A lot can be said for true engineering internships. I worked with an intern all summer. He was nervous as heck his first day, his last day he had some real confidence and he "knew what he didn't know" with a couple years of school left he has some direction. We had a good helper. Win-win.

I can't speak for all west coast schools, but CA-OR-WA state engineering schools are not tiddlywinks.
 
As a current undergraduate student who is planning to major in a non-engineering field, I have a lot of respect for engineers and the rigor of their coursework. I have a lot of interest in engineering and find it very fascinating, but I personally think I lack the aptitude for it. Perhaps in my next life, I'll study engineering.
 
*taking Notes* What physic's class's would you specifically recommend molakule ? My schedule dictates that I take Advanced university physics 1,2; next year. Is this what you're referring to ?
 
I was working on an engine prototype project and spent some time working with a German firm that was doing some of the work. Three engineers applied for one opening, a mechanical engineering position. All had fine resumes and cv's that any young engineer would be proud of. What did the director of engineering do for a selection process. He gave them a task to complete. Take this chunk of steel (about 4" square - I don't do metric much) and make a 1"x1"x1" cube, no power tools. Make it as smooth as you can, make the corners as sharp as possible. Go out in to the shop in the area set aside and start. Take as much time as you need, up to a week. I watched the progress. One quit, one produced a reasonable cube and the third applicant nailed it, produced a beautiful cube and got the job. I was impressed with how effective this test was because the successful applicant turned out to be a very good choice and over the next year became a project leader.
 
I thought that engineering degrees were still one of the toughest to get.
Certainly harder than a degree in politically correct dance techniques!
 
Try being a math majors taking 2 300 level math classes then taking a 300 bus class. What a difference that was. I struggled through my math class, paid attention the whole time and if I missed a day I was screwed. In the 300 level bus class I went in sat on my laptop surfed the web a bit, and didn't really pay any attention. Did my homework and that is about it. Maybe spent 10 hours out of class for the whole semester compared to the 5 to 6 hours a week that I easily put in as a base for my math classes.

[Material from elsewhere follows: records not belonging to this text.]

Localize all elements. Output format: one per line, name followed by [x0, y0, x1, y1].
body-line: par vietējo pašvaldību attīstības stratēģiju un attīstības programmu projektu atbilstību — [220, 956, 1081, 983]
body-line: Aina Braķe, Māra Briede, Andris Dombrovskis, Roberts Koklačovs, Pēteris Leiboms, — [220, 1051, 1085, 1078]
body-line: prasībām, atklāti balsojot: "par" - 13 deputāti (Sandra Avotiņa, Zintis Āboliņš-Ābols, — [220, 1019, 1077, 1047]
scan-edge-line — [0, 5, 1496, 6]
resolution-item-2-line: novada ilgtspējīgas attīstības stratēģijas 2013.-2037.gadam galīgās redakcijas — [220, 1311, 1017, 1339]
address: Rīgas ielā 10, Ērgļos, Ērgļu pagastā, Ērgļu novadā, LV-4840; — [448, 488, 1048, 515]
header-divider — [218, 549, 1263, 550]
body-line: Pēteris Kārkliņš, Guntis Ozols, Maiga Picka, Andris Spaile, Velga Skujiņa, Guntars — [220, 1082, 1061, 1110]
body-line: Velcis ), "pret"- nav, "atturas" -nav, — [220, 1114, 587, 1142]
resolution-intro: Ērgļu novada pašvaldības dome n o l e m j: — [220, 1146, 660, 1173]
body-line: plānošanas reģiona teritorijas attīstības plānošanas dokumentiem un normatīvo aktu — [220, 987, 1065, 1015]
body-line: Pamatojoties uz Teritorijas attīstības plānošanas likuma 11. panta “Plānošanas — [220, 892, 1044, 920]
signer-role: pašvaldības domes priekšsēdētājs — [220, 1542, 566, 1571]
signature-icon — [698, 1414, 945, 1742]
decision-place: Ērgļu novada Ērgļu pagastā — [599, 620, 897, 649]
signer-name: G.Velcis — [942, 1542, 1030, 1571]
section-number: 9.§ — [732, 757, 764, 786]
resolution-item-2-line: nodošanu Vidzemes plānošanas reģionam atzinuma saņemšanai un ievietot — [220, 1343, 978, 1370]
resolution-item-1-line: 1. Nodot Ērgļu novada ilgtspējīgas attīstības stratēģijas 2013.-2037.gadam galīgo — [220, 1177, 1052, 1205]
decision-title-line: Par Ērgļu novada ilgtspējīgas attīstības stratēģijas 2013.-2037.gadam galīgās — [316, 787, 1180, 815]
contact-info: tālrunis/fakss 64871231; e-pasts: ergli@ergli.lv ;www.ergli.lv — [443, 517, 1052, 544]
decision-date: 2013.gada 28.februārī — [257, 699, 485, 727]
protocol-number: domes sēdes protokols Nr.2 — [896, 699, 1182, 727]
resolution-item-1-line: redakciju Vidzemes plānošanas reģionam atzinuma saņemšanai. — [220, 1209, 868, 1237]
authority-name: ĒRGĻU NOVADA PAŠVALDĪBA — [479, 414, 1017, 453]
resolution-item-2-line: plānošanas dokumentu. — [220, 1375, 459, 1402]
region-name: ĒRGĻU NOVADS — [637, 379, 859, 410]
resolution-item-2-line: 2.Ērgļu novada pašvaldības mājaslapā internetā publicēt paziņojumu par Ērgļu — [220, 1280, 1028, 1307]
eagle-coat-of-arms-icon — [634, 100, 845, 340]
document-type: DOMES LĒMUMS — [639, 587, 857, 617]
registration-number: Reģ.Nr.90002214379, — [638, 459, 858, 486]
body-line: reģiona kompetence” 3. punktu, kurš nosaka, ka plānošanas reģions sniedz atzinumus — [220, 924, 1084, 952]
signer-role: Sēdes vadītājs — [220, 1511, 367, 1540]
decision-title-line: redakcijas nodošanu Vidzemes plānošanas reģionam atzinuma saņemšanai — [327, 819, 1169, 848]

When it came to test times in the bus class I ended up scoring second best on the tests. The person that beat me was the other math major in the class that was retaking it. Now he wasn't retaking it becuase he failed it but becuase 3/4 the way through the last semester the bus department decided that he had to many overrides and would be struggling in the class to much. At this point I should mention that he had the third highest grade in the class. Again only being beat by the other math majors in the class.

Really it is discouraging that I have to work so hard for my major. That is so time intensive that I can't take more than 14 to 15 credits a semester max. While other majors my school offers are so much easier and less time intensive to the point that taking 18 credits isn't a huge deal.